PERF-#6433: Implement '.dropna()' using map-reduce pattern (#6472)

Signed-off-by: Dmitry Chigarev <[email protected]>
modin-project · Aug 21, 2023 · cfee6b4 · cfee6b4
1 parent cf335c3
commit cfee6b4
Show file tree

Hide file tree

Showing 2 changed files with 145 additions and 17 deletions.
diff --git a/modin/core/dataframe/pandas/dataframe/dataframe.py b/modin/core/dataframe/pandas/dataframe/dataframe.py
@@ -168,6 +168,17 @@ def _validate_axes_lengths(self):
                 f"Column widths cannot be negative: {self._column_widths_cache}",
             )
 
+    @property
+    def num_parts(self) -> int:
+        """
+        Get the total number of partitions for this frame.
+
+        Returns
+        -------
+        int
+        """
+        return np.prod(self._partitions.shape)
+
     @property
     def row_lengths(self):
         """
@@ -231,6 +242,22 @@ def _set_axis_lengths_cache(self, value, axis=0):
         else:
             self._column_widths_cache = value
 
+    def _get_axis_lengths_cache(self, axis=0):
+        """
+        Get partition's shape caches along the specified axis if avaliable.
+
+        Parameters
+        ----------
+        axis : int, default: 0
+            0 - get row lengths cache, 1 - get column widths cache.
+
+        Returns
+        -------
+        list of ints or None
+            If the cache is computed return a list of ints, ``None`` otherwise.
+        """
+        return self._row_lengths_cache if axis == 0 else self._column_widths_cache
+
     @property
     def has_dtypes_cache(self):
         """
@@ -2823,7 +2850,14 @@ def apply_select_indices(
 
     @lazy_metadata_decorator(apply_axis="both")
     def broadcast_apply(
-        self, axis, func, other, join_type="left", labels="keep", dtypes=None
+        self,
+        axis,
+        func,
+        other,
+        join_type="left",
+        copartition=True,
+        labels="keep",
+        dtypes=None,
     ):
         """
         Broadcast axis partitions of `other` to partitions of `self` and apply a function.
@@ -2838,6 +2872,13 @@ def broadcast_apply(
             Modin DataFrame to broadcast.
         join_type : str, default: "left"
             Type of join to apply.
+        copartition : bool, default: True
+            Whether to align indices/partitioning of the `self` and `other` frame.
+            Disabling this may save some time, however, you have to be 100% sure that
+            the indexing and partitioning are identical along the broadcasting axis,
+            this might be the case for example if `other` is a projection of the `self`
+            or vice-versa.
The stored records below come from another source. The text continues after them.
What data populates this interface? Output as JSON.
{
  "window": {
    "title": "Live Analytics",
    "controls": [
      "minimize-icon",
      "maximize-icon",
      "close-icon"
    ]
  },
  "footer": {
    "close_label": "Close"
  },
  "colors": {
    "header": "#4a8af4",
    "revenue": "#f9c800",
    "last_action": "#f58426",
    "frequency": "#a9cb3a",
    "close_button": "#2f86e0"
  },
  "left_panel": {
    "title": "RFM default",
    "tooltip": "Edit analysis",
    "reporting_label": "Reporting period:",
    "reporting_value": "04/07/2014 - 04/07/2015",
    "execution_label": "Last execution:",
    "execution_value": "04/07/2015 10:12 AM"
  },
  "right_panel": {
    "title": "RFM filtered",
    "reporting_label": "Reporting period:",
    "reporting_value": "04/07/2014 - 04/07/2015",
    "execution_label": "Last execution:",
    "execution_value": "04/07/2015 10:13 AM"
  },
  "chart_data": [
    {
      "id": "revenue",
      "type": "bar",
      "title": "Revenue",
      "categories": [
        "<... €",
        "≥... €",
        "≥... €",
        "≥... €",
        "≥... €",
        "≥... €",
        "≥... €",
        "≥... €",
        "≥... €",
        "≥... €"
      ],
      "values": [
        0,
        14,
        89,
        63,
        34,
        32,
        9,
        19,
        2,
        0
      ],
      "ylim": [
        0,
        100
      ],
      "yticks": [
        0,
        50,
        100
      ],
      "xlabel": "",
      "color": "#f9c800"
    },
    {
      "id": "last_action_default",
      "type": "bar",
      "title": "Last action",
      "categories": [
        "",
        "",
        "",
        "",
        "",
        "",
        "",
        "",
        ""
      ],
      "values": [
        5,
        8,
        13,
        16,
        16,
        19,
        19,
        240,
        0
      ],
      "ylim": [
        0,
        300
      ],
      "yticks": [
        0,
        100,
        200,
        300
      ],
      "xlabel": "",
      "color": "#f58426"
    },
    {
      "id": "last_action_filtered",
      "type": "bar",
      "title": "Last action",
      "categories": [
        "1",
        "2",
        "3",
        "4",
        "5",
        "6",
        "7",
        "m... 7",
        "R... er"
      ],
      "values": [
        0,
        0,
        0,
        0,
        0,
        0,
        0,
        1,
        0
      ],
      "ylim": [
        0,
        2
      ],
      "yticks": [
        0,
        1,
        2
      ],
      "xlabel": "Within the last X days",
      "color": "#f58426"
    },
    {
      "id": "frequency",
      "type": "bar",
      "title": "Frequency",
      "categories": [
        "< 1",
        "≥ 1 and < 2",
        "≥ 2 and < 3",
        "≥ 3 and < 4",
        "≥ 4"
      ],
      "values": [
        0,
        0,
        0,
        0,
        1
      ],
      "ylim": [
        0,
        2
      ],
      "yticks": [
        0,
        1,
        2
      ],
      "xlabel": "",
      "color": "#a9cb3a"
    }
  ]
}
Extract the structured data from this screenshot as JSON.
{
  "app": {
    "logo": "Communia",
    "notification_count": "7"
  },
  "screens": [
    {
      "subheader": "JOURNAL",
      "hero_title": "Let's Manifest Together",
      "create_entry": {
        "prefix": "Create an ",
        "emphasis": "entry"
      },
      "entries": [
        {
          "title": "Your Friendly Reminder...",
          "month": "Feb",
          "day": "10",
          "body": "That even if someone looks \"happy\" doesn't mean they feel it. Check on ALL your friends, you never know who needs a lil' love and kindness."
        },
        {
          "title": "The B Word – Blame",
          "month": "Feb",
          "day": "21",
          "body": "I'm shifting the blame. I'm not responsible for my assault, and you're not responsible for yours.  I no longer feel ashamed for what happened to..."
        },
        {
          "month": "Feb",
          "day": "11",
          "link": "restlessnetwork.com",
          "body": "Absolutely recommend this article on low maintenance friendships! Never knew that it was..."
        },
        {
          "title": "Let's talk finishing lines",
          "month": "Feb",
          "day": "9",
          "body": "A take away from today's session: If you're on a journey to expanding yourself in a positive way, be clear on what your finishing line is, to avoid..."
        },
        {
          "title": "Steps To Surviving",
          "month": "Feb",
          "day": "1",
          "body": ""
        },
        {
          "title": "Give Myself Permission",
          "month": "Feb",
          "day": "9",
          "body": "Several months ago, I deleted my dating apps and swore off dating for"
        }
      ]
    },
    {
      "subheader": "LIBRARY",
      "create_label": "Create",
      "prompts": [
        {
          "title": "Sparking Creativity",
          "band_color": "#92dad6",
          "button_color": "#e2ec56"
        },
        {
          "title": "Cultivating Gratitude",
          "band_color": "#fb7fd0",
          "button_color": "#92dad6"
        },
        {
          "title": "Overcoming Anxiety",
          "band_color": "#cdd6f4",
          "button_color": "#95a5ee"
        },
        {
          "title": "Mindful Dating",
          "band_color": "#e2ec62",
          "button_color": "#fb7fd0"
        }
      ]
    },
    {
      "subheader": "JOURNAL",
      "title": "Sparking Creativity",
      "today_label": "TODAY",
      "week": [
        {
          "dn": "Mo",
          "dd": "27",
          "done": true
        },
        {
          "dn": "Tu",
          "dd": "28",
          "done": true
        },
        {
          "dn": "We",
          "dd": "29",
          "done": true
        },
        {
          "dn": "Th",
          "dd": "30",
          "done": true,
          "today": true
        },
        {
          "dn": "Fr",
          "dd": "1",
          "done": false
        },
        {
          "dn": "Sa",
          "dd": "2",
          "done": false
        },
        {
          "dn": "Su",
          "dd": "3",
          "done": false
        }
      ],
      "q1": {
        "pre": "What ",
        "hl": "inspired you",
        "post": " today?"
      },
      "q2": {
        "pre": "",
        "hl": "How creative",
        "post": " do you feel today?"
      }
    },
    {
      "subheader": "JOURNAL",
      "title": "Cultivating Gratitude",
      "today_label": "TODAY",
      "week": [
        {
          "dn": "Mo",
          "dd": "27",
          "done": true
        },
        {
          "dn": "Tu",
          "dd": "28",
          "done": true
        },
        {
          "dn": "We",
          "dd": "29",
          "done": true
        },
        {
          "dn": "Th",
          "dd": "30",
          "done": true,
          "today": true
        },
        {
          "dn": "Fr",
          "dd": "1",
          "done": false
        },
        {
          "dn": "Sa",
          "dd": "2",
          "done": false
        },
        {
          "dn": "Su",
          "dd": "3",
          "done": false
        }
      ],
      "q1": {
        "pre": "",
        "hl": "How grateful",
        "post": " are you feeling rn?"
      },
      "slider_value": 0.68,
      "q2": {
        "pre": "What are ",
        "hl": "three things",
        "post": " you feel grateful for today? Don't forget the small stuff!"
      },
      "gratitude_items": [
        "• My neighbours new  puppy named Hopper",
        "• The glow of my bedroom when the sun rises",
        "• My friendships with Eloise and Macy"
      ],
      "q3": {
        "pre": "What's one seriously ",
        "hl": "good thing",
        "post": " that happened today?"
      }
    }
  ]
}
If copartitioning is disabled and partitioning/indexing are
+            incompatible then you may end up with undefined behavior.
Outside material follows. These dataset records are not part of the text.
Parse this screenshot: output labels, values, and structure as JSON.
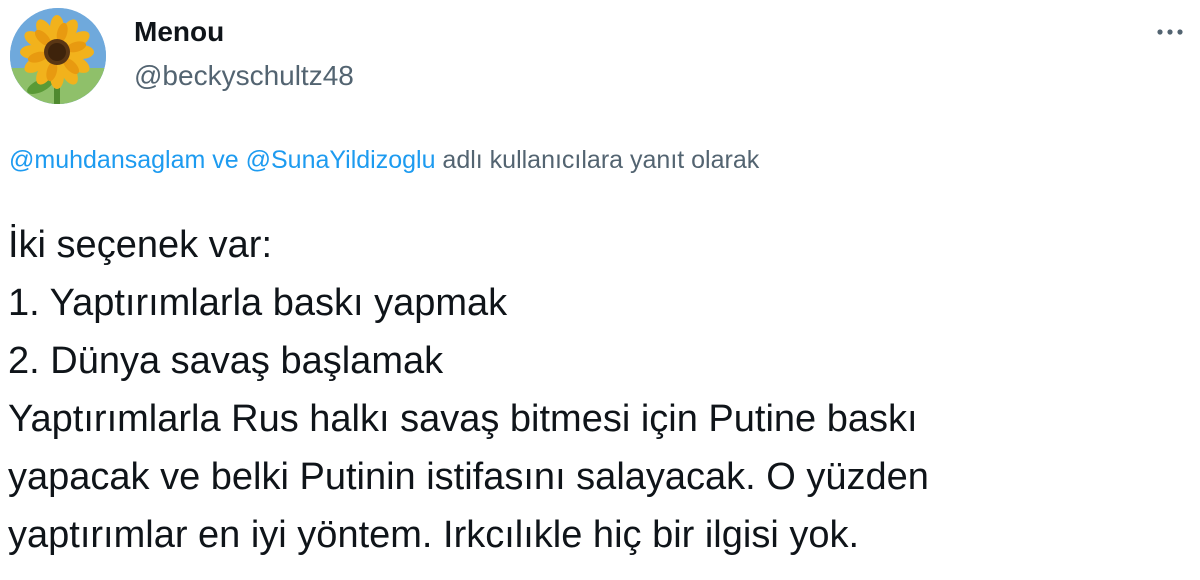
{
  "user": {
    "display_name": "Menou",
    "handle": "@beckyschultz48",
    "avatar_icon": "sunflower-avatar"
  },
  "more_icon": "more-horizontal-icon",
  "reply_context": {
    "mention_1": "@muhdansaglam",
    "connector": " ve ",
    "mention_2": "@SunaYildizoglu",
    "suffix": " adlı kullanıcılara yanıt olarak"
  },
  "tweet": {
    "lines": [
      "İki seçenek var:",
      "1. Yaptırımlarla baskı yapmak",
      "2. Dünya savaş başlamak",
      "Yaptırımlarla Rus halkı savaş bitmesi için Putine baskı",
      "yapacak ve belki Putinin istifasını salayacak. O yüzden",
      "yaptırımlar en iyi yöntem.  Irkcılıkle hiç bir ilgisi yok."
    ]
  },
  "colors": {
    "text": "#0f1419",
    "secondary": "#536471",
    "link": "#1d9bf0"
  }
}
         labels : {"keep", "replace", "drop"}, default: "keep"
             Whether keep labels from `self` Modin DataFrame, replace them with labels
             from joined DataFrame or drop altogether to make them be computed lazily later.
@@ -2849,17 +2890,28 @@ def broadcast_apply(
         PandasDataframe
             New Modin DataFrame.
         """
-        # Only sort the indices if they do not match
-        (
-            left_parts,
-            right_parts,
-            joined_index,
-            partition_sizes_along_axis,
-        ) = self._copartition(
-            axis, other, join_type, sort=not self.axes[axis].equals(other.axes[axis])
-        )
-        # unwrap list returned by `copartition`.
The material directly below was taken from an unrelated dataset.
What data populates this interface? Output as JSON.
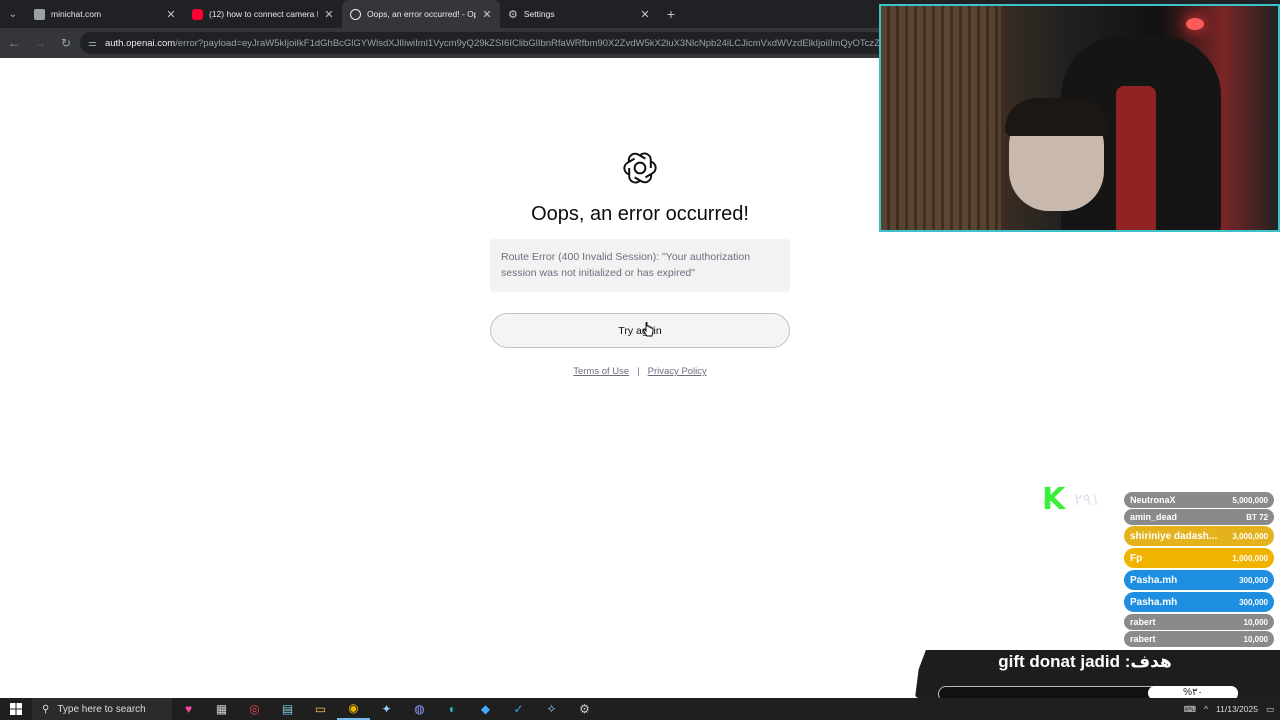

-        right_parts = right_parts[0]
+        if copartition:
+            # Only sort the indices if they do not match
+            (
+                left_parts,
+                right_parts,
+                joined_index,
+                partition_sizes_along_axis,
+            ) = self._copartition(
+                axis,
+                other,
+                join_type,
+                sort=not self.axes[axis].equals(other.axes[axis]),
+            )
+            # unwrap list returned by `copartition`.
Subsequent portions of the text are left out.